Damn if that thing didn’t gall right before the final tightening turn.

I was tightening with hand tools.
Is there any way to prevent galling when using insert nuts?
 

El Borracho

Bar Keepers Friend
7,713
3,634
Pacific Rim
Not surprising at all. Spinning a bolt with fingers can start the galling. It is like a bunch of tiny wedges. Once they get a grip it is Game Over. Mass produced nuts can have nasty rough unseen threads. Anti-seize can help. Might not. Angle grinder?
 

Marty Gingras

Mid-range Anarchist
And did my above post not say, “unless the bolt or nut was flawed in some way”?
my-epeen.jpg
 
SS is very soft, when using nylocks you load the threads, pretty much always should use a antizeize compound on the threads. The food grade ones are the cleanest if you are worried about stains etc, otherwise any copper or nickel one is fine. Tefgel as above probably also fine but I would probably not use on big stuff like 5/8. Tefgel and antizeize compounds have much better resistance to being washed out and are preferred over regular greases and oils. Molycote also makes specific products that are good. As El B said when loaded and not lubricated small amounts of metal are pealed up reducing the gap and eventually closing between external and internal threads, it ends up being a friction weld in the end. I had some acme thread winch brake assemblies at work recently that had poor machining tolerances, it was pretty amazing, even fully lubed up a single turn by hand completely welded together, needed a 5' wrench to break apart. SS on SS can suck. Chasing threads on something galled is not a good idea, more often you will make it worse.

One last note, only lubricant the sides of the male threads just up from the end when using blind holes, not the female blind threads. You can hydraulically lock the fastener from going all the way in.
 
I'm relatively sure, but not 100% most bulk fasteners you get are rolled threads, also not a machinist but when cutting threads you usually have three taps from start to finish, chasing with a single tap the odds are more than likely you will end up disturbing the threads and causing more damage on off the shelf nuts and bolts. Machined parts etc are a different story, IE chasing a blind hole in a piece of equipment you suspect there might be a bur in is probably a good idea, at least with starting and finishing blind tap.
 

El Borracho

Bar Keepers Friend
7,713
3,634
Pacific Rim
I'm relatively sure, but not 100% most bulk fasteners you get are rolled threads, also not a machinist but when cutting threads you usually have three taps from start to finish, chasing with a single tap the odds are more than likely you will end up disturbing the threads and causing more damage on off the shelf nuts and bolts. Machined parts etc are a different story, IE chasing a blind hole in a piece of equipment you suspect there might be a bur in is probably a good idea, at least with starting and finishing blind tap.
I like getting my nuts rolled. Not tapped. But that is just me.
 

DDW

Super Anarchist
7,144
1,554
I have had 316 locknuts gall just turning them down by hand, well before they clamp anything. In fact I have given up supplying 316 fasteners with the product I sell, because the galling potential is too great. 304 is more forgiving, but then you have 304. Another solution is to use nuts with a different and harder material, like Nitronic. I had huge problems with galling on my K500 keel bolts, completely solved by using Nitronic 60 nuts. Not going to find them at the local ACE hardware store though.

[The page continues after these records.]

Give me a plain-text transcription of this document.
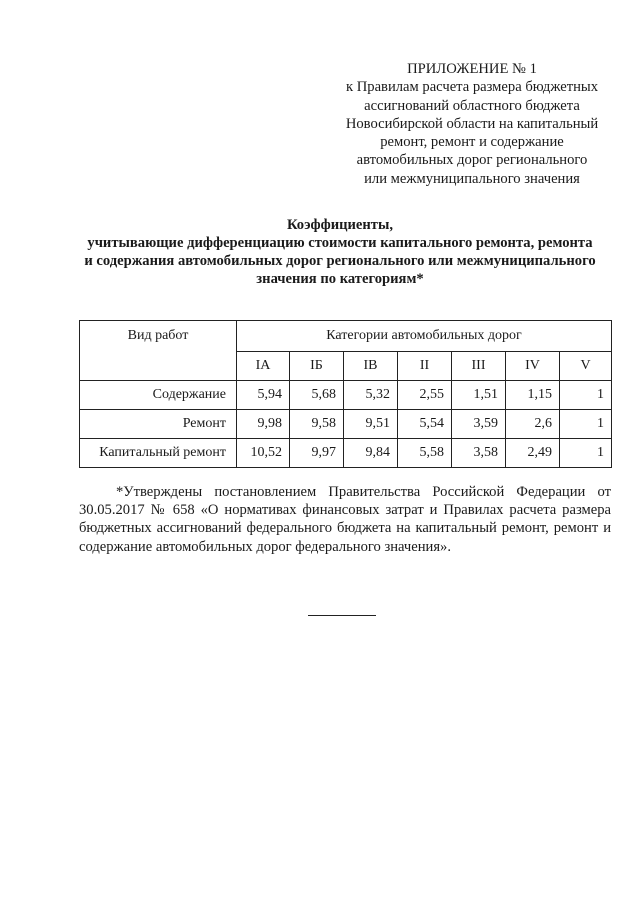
ПРИЛОЖЕНИЕ № 1
к Правилам расчета размера бюджетных
ассигнований областного бюджета
Новосибирской области на капитальный
ремонт, ремонт и содержание
автомобильных дорог регионального
или межмуниципального значения
Коэффициенты,
учитывающие дифференциацию стоимости капитального ремонта, ремонта
и содержания автомобильных дорог регионального или межмуниципального
значения по категориям*
Вид работ	Категории автомобильных дорог						
	IА	IБ	IВ	II	III	IV	V
Содержание	5,94	5,68	5,32	2,55	1,51	1,15	1
Ремонт	9,98	9,58	9,51	5,54	3,59	2,6	1
Капитальный ремонт	10,52	9,97	9,84	5,58	3,58	2,49	1
*Утверждены постановлением Правительства Российской Федерации от 30.05.2017 № 658 «О нормативах финансовых затрат и Правилах расчета размера бюджетных ассигнований федерального бюджета на капитальный ремонт, ремонт и содержание автомобильных дорог федерального значения».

All that said, Tef Gel seems to eliminate this possibility. I have not had a 316 fastener gall if coated first with Tef Gel, thousands of fasteners at this point.
 

Quickstep192

Super Anarchist
1,351
369
Chesapeake
On the 5/8 bolt I just installed, it seems like I could feel it starting to gall right as the bolt engaged the nylon insert.

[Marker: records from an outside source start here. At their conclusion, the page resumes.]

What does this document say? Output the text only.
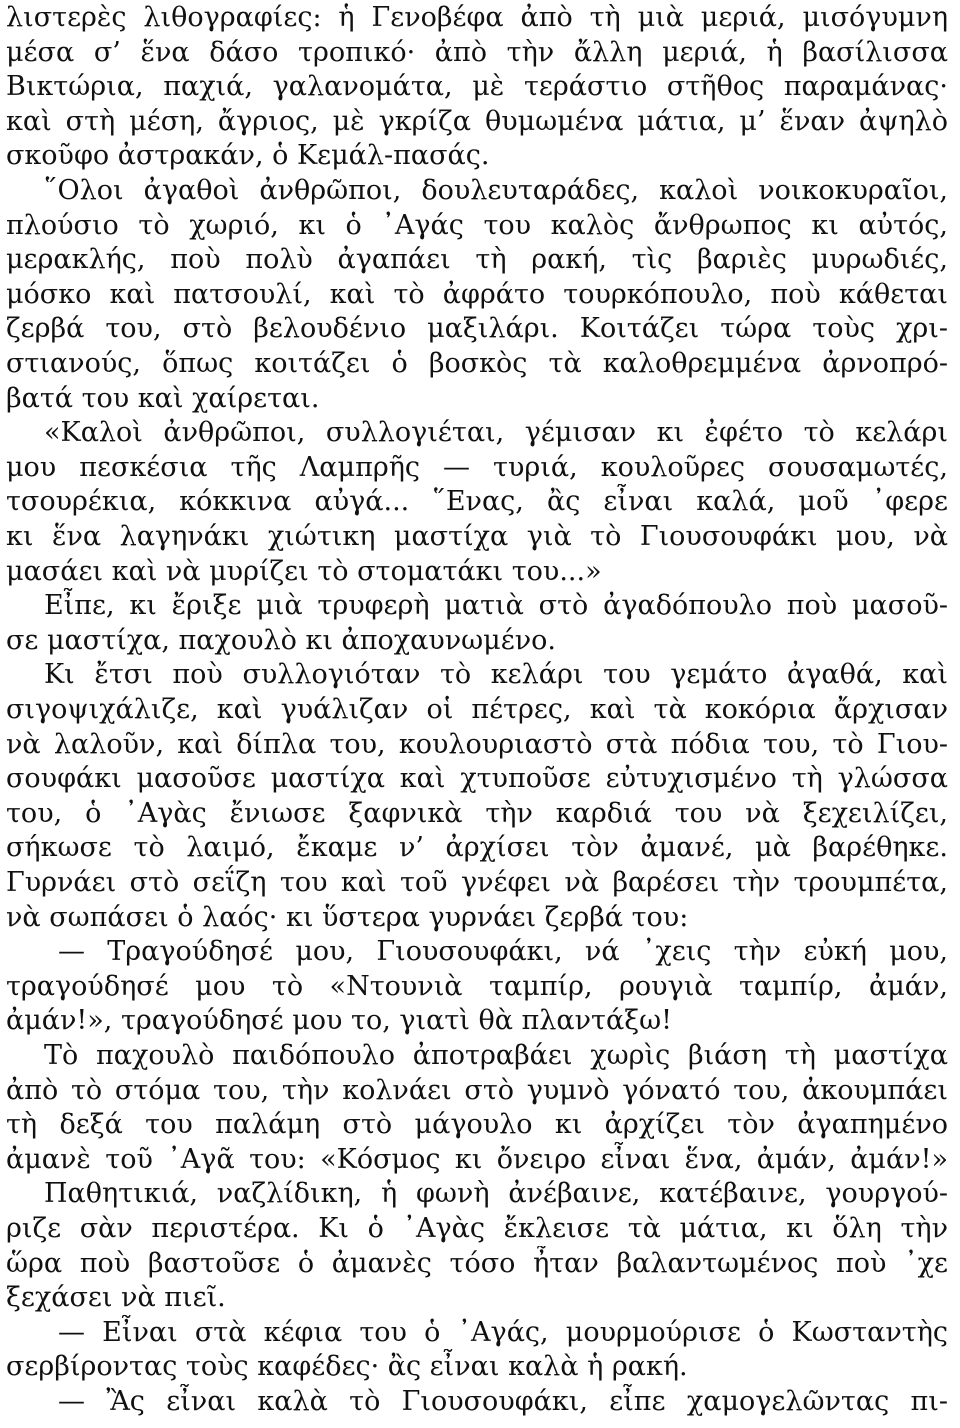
λιστερὲς λιθογραφίες: ἡ Γενοβέφα ἀπὸ τὴ μιὰ μεριά, μισόγυμνη
μέσα σ’ ἕνα δάσο τροπικό· ἀπὸ τὴν ἄλλη μεριά, ἡ βασίλισσα
Βικτώρια, παχιά, γαλανομάτα, μὲ τεράστιο στῆθος παραμάνας·
καὶ στὴ μέση, ἄγριος, μὲ γκρίζα θυμωμένα μάτια, μ’ ἕναν ἀψηλὸ
σκοῦφο ἀστρακάν, ὁ Κεμάλ-πασάς.
῞Ολοι ἀγαθοὶ ἀνθρῶποι, δουλευταράδες, καλοὶ νοικοκυραῖοι,
πλούσιο τὸ χωριό, κι ὁ ᾿Αγάς του καλὸς ἄνθρωπος κι αὐτός,
μερακλής, ποὺ πολὺ ἀγαπάει τὴ ρακή, τὶς βαριὲς μυρωδιές,
μόσκο καὶ πατσουλί, καὶ τὸ ἀφράτο τουρκόπουλο, ποὺ κάθεται
ζερβά του, στὸ βελουδένιο μαξιλάρι. Κοιτάζει τώρα τοὺς χρι-
στιανούς, ὅπως κοιτάζει ὁ βοσκὸς τὰ καλοθρεμμένα ἀρνοπρό-
βατά του καὶ χαίρεται.
«Καλοὶ ἀνθρῶποι, συλλογιέται, γέμισαν κι ἐφέτο τὸ κελάρι
μου πεσκέσια τῆς Λαμπρῆς — τυριά, κουλοῦρες σουσαμωτές,
τσουρέκια, κόκκινα αὐγά... ῞Ενας, ἂς εἶναι καλά, μοῦ ᾿φερε
κι ἕνα λαγηνάκι χιώτικη μαστίχα γιὰ τὸ Γιουσουφάκι μου, νὰ
μασάει καὶ νὰ μυρίζει τὸ στοματάκι του...»
Εἶπε, κι ἔριξε μιὰ τρυφερὴ ματιὰ στὸ ἀγαδόπουλο ποὺ μασοῦ-
σε μαστίχα, παχουλὸ κι ἀποχαυνωμένο.
Κι ἔτσι ποὺ συλλογιόταν τὸ κελάρι του γεμάτο ἀγαθά, καὶ
σιγοψιχάλιζε, καὶ γυάλιζαν οἱ πέτρες, καὶ τὰ κοκόρια ἄρχισαν
νὰ λαλοῦν, καὶ δίπλα του, κουλουριαστὸ στὰ πόδια του, τὸ Γιου-
σουφάκι μασοῦσε μαστίχα καὶ χτυποῦσε εὐτυχισμένο τὴ γλώσσα
του, ὁ ᾿Αγὰς ἔνιωσε ξαφνικὰ τὴν καρδιά του νὰ ξεχειλίζει,
σήκωσε τὸ λαιμό, ἔκαμε ν’ ἀρχίσει τὸν ἀμανέ, μὰ βαρέθηκε.
Γυρνάει στὸ σεΐζη του καὶ τοῦ γνέφει νὰ βαρέσει τὴν τρουμπέτα,
νὰ σωπάσει ὁ λαός· κι ὕστερα γυρνάει ζερβά του:
— Τραγούδησέ μου, Γιουσουφάκι, νά ᾿χεις τὴν εὐκή μου,
τραγούδησέ μου τὸ «Ντουνιὰ ταμπίρ, ρουγιὰ ταμπίρ, ἀμάν,
ἀμάν!», τραγούδησέ μου το, γιατὶ θὰ πλαντάξω!
Τὸ παχουλὸ παιδόπουλο ἀποτραβάει χωρὶς βιάση τὴ μαστίχα
ἀπὸ τὸ στόμα του, τὴν κολνάει στὸ γυμνὸ γόνατό του, ἀκουμπάει
τὴ δεξά του παλάμη στὸ μάγουλο κι ἀρχίζει τὸν ἀγαπημένο
ἀμανὲ τοῦ ᾿Αγᾶ του: «Κόσμος κι ὄνειρο εἶναι ἕνα, ἀμάν, ἀμάν!»
Παθητικιά, ναζλίδικη, ἡ φωνὴ ἀνέβαινε, κατέβαινε, γουργού-
ριζε σὰν περιστέρα. Κι ὁ ᾿Αγὰς ἔκλεισε τὰ μάτια, κι ὅλη τὴν
ὥρα ποὺ βαστοῦσε ὁ ἀμανὲς τόσο ἦταν βαλαντωμένος ποὺ ᾿χε
ξεχάσει νὰ πιεῖ.
— Εἶναι στὰ κέφια του ὁ ᾿Αγάς, μουρμούρισε ὁ Κωσταντὴς
σερβίροντας τοὺς καφέδες· ἂς εἶναι καλὰ ἡ ρακή.
— Ἂς εἶναι καλὰ τὸ Γιουσουφάκι, εἶπε χαμογελῶντας πι-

I’m not looking forward to cutting that bolt apart.
 
Yep, as soon as the nylon engages it can go south without some sort of never seize. We use and renew thousands and thousands of 316 SS fasteners all with nylocks nuts in our production plants and rarely have issues, a lot of the time they even use impact guns. A plain old hacksaw with a good starette blade and a vise grip can make quick work of a SS bolt to get apart. Having a good hacksaw frame like a Lenox etc is key. Very little mess.